Robo Recall
If EVE: Valkyrie is the game that hooked a lot of enthusiasts into spending money on VR, then Robo Recall is the title that reminded them they made a good decision. Ironically, Epic Games released it as a free-to-play title (with the purchase of Touch) based on its Unreal Engine 4.
Our benchmark is 150 seconds long, running from the beginning of the first mission. We use High Graphics Quality, 4x on the Antialiasing MSAA scale, a pixel density of 1.0, and no adaptive resolution. Planar Reflections and Indirect Shadows are both enabled.
FX-8350 posts high frame times and lots of up/down variance. This causes AMD’s previous-gen platform to force our GeForce GTX 1080 Ti into ASW mode for about 23% of the test.
Ryzen 7 1800X has some issues of its own, though. A number of frame time spikes cause a disproportionately high dropped frame count. Core i3 isn’t immune, either.
We asked Epic Games founder Tim Sweeny for any information he might be able to provide about how UE4 handles the latest CPU architectures. He responded that the engine generally provides excellent scaling to four cores, and worthwhile scaling up to 8-10 cores in complex scenes.

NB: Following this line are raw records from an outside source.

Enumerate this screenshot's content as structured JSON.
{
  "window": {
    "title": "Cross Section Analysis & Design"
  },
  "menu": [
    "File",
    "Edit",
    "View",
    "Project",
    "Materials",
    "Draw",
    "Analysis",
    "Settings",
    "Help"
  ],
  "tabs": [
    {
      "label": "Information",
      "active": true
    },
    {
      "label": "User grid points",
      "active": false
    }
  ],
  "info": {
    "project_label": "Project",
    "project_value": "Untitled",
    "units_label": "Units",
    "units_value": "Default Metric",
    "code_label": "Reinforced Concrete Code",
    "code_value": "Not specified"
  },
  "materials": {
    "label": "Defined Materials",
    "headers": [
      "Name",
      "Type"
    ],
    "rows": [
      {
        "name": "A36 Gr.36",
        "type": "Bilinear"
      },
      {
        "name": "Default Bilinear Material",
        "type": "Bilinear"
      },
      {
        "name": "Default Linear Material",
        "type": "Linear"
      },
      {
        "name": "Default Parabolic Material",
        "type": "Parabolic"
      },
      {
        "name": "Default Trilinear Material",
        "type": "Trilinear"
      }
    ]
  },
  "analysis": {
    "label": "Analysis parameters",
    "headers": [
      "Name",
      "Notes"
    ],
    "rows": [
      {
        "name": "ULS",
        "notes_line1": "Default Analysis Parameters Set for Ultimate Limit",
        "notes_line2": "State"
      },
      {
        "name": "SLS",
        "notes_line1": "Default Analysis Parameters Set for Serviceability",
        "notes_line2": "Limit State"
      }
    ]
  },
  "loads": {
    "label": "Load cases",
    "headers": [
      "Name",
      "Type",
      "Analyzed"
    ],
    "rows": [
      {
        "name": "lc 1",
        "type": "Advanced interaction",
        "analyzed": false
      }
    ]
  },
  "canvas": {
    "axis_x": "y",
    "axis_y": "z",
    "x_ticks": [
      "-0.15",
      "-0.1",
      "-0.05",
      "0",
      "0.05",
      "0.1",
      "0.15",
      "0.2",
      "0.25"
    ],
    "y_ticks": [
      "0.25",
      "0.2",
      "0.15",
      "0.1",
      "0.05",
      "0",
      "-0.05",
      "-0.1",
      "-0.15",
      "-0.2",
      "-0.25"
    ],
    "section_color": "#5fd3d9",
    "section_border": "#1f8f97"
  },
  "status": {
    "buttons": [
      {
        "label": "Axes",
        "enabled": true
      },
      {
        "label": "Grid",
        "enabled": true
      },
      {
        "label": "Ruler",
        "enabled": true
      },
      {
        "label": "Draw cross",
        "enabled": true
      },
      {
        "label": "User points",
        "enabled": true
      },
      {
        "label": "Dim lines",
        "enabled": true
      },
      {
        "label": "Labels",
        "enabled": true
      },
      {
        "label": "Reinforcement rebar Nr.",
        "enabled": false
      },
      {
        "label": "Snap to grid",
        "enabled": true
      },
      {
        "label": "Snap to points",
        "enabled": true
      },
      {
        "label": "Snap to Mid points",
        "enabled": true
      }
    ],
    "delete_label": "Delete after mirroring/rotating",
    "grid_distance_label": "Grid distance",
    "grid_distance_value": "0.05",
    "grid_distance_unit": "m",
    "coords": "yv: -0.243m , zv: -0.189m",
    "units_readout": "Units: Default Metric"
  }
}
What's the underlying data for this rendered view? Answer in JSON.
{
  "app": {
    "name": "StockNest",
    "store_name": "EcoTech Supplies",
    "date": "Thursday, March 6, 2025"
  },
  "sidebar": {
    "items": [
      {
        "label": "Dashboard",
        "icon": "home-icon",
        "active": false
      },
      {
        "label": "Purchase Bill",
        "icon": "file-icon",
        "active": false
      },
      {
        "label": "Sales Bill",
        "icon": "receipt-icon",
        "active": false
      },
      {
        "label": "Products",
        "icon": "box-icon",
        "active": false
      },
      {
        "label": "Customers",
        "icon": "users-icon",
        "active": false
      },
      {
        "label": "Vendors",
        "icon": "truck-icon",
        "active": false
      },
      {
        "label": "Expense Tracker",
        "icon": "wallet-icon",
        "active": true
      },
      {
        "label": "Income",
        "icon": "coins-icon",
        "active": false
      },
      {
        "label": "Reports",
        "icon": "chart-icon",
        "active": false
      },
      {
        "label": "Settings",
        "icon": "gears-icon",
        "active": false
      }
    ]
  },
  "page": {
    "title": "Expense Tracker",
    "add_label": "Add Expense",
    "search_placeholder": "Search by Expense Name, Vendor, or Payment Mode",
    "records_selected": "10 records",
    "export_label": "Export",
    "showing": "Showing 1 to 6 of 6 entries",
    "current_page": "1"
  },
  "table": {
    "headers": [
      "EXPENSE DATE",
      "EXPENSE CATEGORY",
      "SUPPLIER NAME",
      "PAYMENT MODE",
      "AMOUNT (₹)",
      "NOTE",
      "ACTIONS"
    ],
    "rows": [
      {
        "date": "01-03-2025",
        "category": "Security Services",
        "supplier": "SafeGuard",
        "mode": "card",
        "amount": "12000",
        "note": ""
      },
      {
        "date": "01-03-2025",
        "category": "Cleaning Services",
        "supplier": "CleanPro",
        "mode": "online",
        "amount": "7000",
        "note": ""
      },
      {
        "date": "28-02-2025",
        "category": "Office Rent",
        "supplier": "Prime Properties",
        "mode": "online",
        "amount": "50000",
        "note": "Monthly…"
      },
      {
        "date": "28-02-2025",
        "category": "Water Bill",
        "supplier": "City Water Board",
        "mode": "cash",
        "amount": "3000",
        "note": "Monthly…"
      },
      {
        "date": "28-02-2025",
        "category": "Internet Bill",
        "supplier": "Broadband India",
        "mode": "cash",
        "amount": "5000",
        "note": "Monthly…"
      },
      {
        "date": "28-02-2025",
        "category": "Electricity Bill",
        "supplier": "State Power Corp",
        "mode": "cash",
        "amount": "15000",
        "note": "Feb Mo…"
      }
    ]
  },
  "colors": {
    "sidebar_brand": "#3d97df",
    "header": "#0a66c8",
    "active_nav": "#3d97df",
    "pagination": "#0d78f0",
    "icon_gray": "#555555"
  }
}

He continues, “We'll be improving this significantly over time. Sixteen cores in a consumer CPU was a (very pleasant) surprise to everyone, and there's some good headroom for future optimization. Bottom line, if the CPU makers can keep it up, we have solutions that will scale to lots more cores, given sufficient development time.”
The unconstrained frame rate graph shows Intel’s Core i7 and Core i9 on equal footing, while Ryzen 7 and Core i3—the CPUs that dropped the most frames—line up fairly evenly as well. FX-8350 presents the lowest frame rate; however, more than 3000 synthesized frames help smooth the slower platform’s performance, preventing some of the drops that’d otherwise show up without ASW.
Core i7-7700K’s strong performance is evident from its worst-case frame time: a mere 11.8ms.
Ryzen 7’s issues with frame time spikes aren’t prevalent in the raw data. Ninety-nine percent of the CPU’s frames are rendered in less than 11.8ms. But that last percent includes frames rendered in up to 85ms.